(EnergyAsia, February 27 2013, Wednesday) — Caltex Australia has returned to profitability reporting a A$57 million net gain last year to reverse the huge A$714 million loss for 2011. (US$1=A$0.97).
The country’s largest downstream company said its performance was helped by increased production at its two refineries and higher sales of gasoline, diesel and jet fuel. Caltex’s dismal performance in 2011 included a A$1.12 billion write-down on its ageing Kurnell refinery in Sydney which it has decided to shut down and convert into a storage terminal next year.
Its refining and supply operations delivered a significant turnaround with an A$88 million profit compared with a A$208 million loss in 2011.
“Improved refinery reliability, particularly through the second half, resulted in the highest production volumes since 2007. This allowed Caltex to take advantage of more favourable externalities, including a stronger refiner margin of US$11.83 per barrel compared with US$7.98 in 2011,” it said.
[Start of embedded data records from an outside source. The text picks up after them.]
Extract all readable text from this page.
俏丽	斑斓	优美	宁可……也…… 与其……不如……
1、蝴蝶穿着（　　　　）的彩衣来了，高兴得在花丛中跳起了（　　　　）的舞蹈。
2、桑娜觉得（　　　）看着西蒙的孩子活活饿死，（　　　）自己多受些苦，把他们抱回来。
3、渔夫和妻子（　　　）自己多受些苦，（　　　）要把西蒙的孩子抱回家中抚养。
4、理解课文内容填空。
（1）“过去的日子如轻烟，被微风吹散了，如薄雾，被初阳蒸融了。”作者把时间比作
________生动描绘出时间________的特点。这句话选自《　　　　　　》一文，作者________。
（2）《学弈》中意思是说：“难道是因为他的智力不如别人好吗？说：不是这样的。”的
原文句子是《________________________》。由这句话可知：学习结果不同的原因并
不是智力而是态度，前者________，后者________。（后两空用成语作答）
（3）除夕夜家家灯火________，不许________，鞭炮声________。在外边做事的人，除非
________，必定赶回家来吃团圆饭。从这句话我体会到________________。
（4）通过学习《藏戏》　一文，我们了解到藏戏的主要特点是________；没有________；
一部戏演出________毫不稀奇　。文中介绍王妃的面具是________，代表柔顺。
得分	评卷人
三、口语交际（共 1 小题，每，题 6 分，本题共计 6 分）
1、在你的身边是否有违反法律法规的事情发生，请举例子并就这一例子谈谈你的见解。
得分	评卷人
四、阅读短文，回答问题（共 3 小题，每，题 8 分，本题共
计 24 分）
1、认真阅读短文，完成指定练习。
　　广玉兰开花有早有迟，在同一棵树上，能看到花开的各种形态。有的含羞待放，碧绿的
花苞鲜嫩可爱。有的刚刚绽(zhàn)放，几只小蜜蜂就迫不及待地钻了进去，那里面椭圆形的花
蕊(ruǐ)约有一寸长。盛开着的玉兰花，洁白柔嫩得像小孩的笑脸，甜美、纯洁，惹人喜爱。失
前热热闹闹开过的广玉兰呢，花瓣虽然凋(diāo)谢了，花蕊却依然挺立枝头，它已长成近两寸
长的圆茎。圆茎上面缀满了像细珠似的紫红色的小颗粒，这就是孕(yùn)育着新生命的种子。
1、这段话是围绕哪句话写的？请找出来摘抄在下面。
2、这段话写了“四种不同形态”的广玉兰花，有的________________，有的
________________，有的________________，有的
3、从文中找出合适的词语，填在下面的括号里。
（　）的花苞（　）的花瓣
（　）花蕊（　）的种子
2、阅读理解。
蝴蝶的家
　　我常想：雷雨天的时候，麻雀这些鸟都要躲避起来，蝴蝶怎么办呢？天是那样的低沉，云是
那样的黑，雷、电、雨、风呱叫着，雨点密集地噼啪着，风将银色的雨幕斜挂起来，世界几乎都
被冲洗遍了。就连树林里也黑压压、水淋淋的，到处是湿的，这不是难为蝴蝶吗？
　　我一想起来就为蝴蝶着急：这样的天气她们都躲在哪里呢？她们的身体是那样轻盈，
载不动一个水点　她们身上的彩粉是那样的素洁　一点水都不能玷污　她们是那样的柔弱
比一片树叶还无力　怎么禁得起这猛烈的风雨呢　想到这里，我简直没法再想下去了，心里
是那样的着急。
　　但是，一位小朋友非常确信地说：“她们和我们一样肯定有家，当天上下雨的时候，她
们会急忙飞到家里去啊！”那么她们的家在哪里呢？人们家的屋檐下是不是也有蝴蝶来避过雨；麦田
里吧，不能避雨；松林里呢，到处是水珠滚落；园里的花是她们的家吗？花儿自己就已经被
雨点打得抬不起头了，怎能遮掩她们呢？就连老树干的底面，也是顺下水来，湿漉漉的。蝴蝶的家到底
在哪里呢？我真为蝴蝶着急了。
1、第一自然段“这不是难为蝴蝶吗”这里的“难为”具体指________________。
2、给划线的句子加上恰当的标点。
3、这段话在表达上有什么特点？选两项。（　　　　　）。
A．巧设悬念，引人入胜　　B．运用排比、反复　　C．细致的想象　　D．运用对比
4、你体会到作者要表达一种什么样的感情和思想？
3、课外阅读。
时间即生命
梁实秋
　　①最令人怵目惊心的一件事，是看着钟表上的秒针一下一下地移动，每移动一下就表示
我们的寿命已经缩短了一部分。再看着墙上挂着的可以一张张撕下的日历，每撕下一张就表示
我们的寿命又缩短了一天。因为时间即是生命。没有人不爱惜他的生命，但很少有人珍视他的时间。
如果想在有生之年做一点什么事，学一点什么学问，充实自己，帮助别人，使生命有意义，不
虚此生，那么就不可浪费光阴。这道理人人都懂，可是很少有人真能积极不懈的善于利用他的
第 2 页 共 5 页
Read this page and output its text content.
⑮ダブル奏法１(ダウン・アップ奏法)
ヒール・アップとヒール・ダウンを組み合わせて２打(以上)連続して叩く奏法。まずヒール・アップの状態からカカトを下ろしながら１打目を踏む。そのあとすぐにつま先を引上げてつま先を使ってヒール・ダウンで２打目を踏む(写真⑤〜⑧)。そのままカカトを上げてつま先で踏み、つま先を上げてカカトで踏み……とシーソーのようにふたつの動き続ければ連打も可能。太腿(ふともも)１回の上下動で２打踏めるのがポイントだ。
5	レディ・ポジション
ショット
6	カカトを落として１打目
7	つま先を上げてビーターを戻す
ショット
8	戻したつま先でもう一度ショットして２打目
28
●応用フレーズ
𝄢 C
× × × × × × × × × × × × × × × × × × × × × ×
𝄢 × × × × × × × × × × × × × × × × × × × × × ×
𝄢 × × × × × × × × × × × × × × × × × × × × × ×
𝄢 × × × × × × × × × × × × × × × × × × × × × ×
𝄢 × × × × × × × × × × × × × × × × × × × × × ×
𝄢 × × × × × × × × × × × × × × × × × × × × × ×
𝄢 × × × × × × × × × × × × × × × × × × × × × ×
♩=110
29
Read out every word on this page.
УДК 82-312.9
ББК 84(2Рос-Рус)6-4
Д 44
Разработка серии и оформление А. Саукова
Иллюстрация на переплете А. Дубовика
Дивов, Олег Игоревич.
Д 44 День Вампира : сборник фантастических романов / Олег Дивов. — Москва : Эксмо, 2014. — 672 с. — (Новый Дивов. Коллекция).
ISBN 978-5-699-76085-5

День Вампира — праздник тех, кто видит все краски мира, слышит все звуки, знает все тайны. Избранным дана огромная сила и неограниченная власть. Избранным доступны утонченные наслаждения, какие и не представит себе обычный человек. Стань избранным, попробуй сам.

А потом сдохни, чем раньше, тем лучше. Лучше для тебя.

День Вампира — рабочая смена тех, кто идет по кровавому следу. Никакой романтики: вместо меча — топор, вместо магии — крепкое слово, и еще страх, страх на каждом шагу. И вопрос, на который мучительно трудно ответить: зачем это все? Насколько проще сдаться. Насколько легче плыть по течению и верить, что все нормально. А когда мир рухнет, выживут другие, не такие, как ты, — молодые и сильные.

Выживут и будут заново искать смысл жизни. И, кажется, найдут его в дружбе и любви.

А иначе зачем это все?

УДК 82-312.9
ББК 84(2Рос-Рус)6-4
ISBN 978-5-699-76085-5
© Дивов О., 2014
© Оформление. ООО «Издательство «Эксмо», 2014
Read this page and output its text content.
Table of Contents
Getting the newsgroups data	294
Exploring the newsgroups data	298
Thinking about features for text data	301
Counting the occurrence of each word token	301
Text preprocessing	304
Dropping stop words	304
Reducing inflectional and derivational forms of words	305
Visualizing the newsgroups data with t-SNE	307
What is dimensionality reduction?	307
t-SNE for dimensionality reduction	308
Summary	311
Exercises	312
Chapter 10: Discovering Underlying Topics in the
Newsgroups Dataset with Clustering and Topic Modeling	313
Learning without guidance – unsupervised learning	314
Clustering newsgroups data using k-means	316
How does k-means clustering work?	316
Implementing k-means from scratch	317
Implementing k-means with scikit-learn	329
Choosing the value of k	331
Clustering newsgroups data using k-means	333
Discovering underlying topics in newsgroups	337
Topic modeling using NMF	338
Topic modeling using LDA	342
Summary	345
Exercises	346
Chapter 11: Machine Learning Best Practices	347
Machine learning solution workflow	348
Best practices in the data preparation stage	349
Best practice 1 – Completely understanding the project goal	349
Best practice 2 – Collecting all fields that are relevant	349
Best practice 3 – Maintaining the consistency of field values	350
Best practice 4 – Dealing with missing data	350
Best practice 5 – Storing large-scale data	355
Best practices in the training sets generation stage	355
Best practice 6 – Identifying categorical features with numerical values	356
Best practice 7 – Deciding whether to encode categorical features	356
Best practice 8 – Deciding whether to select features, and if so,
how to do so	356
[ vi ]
“The higher 2012 result is due to continued growth within Marketing & Distribution, a lower depreciation charge as a result of the 2011 refinery impairment, and improved refinery reliability and higher production volumes which allowed Caltex to capitalise on more favourable externalities, including strong second half refining margins,” said managing director and CEO Julian Segal.
Caltex, which is 50% owned by US major Chevron, will pay shareholders a A$0.23 dividend per share compared with A$0.28 the previous year.